For Liz Magallanes, the issue is very personal. "There is definitely disappointment with the judge's injunction."
Under the President's executive action, Magallanes' mother would be granted work papers, and relief from being deported. She says her parents brought her and her siblings here from Mexico when she was just seven.
"They made that sacrifice, leaving everything they knew behind, in order to give my siblings and I a better education, like so many others do." Her mother is eligible because Magallanes' sister became a U.S. citizen after she got married.
In 2012, Magallanes no longer had to worry about the threat of deportation and was given work papers after the President made an executive action that covered children of illegal immigrants.
Carla McPike also came to the U.S. from Mexico, but took a different path. On Tuesday afternoon, McPike and others became U.S. citizens.
McPike says in 2006, she got a student visa to study here, then a work visa. She then married her husband, a U.S. citizen.

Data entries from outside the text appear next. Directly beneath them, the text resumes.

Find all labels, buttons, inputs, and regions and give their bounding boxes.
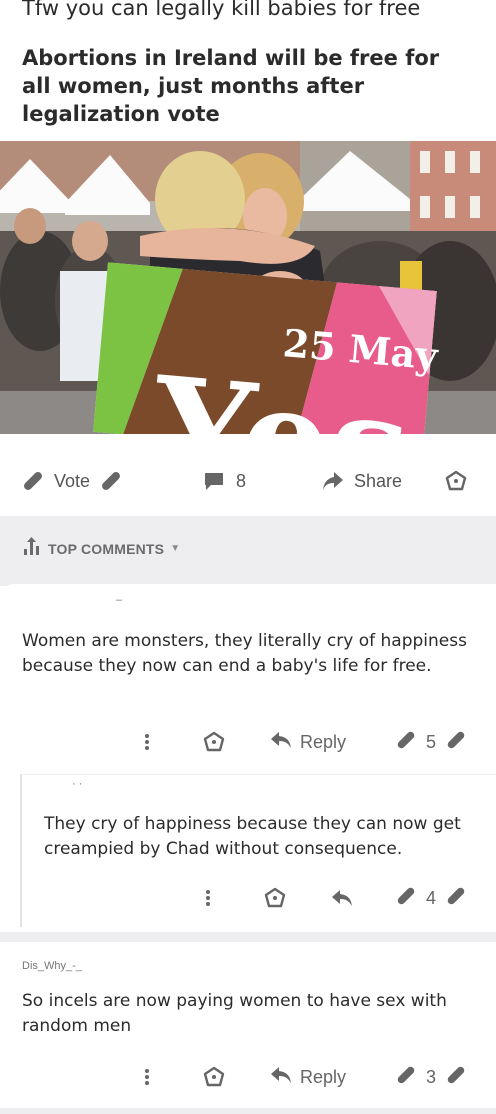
- reply-label: Reply: [300, 1066, 347, 1087]
- downvote-icon[interactable]: [444, 728, 468, 757]
- comment-count: 8: [236, 470, 247, 491]
- reply-button[interactable]: Reply: [270, 1062, 346, 1092]
- share-button[interactable]: Share: [322, 456, 410, 506]
- comment-vote-group: 5: [394, 727, 468, 757]
- comment-icon: [204, 471, 224, 491]
- comment-action-row: Reply 3: [0, 1062, 496, 1092]
- post-action-bar: Vote 8 Share: [0, 456, 496, 506]
- share-icon: [322, 471, 344, 491]
- reply-author[interactable]: · ·: [72, 778, 82, 790]
- vote-group: Vote: [20, 456, 124, 506]
- comment-vote-group: 3: [394, 1062, 468, 1092]
- upvote-icon[interactable]: [20, 468, 46, 494]
- downvote-icon[interactable]: [444, 884, 468, 913]
- bottom-separator: [0, 1108, 496, 1114]
- reply-label: Reply: [300, 731, 347, 752]
- reply-text: They cry of happiness because they can n…: [44, 814, 461, 859]
- reply-icon: [270, 1066, 292, 1089]
- comment-text: So incels are now paying women to have s…: [22, 991, 447, 1036]
- downvote-icon[interactable]: [98, 468, 124, 494]
- upvote-icon[interactable]: [394, 728, 418, 757]
- sort-label: TOP COMMENTS: [48, 540, 165, 557]
- comment-score: 5: [426, 731, 437, 752]
- reply-button[interactable]: Reply: [270, 727, 346, 757]
- comment-action-row: Reply 5: [0, 727, 496, 757]
- award-icon[interactable]: [264, 883, 286, 913]
- article-headline[interactable]: Abortions in Ireland will be free for al…: [22, 44, 462, 128]
- more-options-icon[interactable]: [140, 1062, 154, 1092]
- reply-icon: [270, 731, 292, 754]
- chevron-down-icon: ▼: [170, 543, 181, 554]
- reply-vote-group: 4: [394, 883, 468, 913]
- award-button[interactable]: [445, 456, 467, 506]
- comment-author[interactable]: Dis_Why_-_: [22, 960, 82, 972]
- downvote-icon[interactable]: [444, 1063, 468, 1092]
- share-label: Share: [354, 470, 403, 491]
- reply-icon[interactable]: [331, 883, 353, 913]
- reply-score: 4: [426, 887, 437, 908]
- comment-score: 3: [426, 1066, 437, 1087]
- comment-text: Women are monsters, they literally cry o…: [22, 631, 467, 676]
- comment-author[interactable]: –: [116, 594, 122, 606]
- post-title: Tfw you can legally kill babies for free: [22, 0, 421, 20]
- more-options-icon[interactable]: [201, 883, 215, 913]
- sort-bars-icon: [22, 537, 42, 560]
- more-options-icon[interactable]: [140, 727, 154, 757]
- comment-sort-selector[interactable]: TOP COMMENTS ▼: [22, 537, 180, 560]
- reply-action-row: 4: [0, 883, 496, 913]
- upvote-icon[interactable]: [394, 884, 418, 913]
- comments-button[interactable]: 8: [204, 456, 254, 506]
- award-icon[interactable]: [203, 727, 225, 757]
- award-icon: [445, 470, 467, 492]
- award-icon[interactable]: [203, 1062, 225, 1092]
- vote-label: Vote: [54, 470, 91, 491]
- upvote-icon[interactable]: [394, 1063, 418, 1092]
- post-image[interactable]: 25 May Yes: [0, 141, 496, 434]
- comment-separator: [0, 932, 496, 942]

"This is a dream I had since I was a little girl, and dreams do come true," she said.
McPike disagrees with those who came here illegally. "I understand why they're coming, why they want to be here, which is why I want to be here, but I think doing it the right way, the legal way, is the way to do it."
As for Liz Magallanes, she says she's heard the sharp criticism for what her parents and others did.
"I'd ask them to reach to someone like me, like my parents who are hard working people who are not here to take, we're here to give really to the country. We love this country."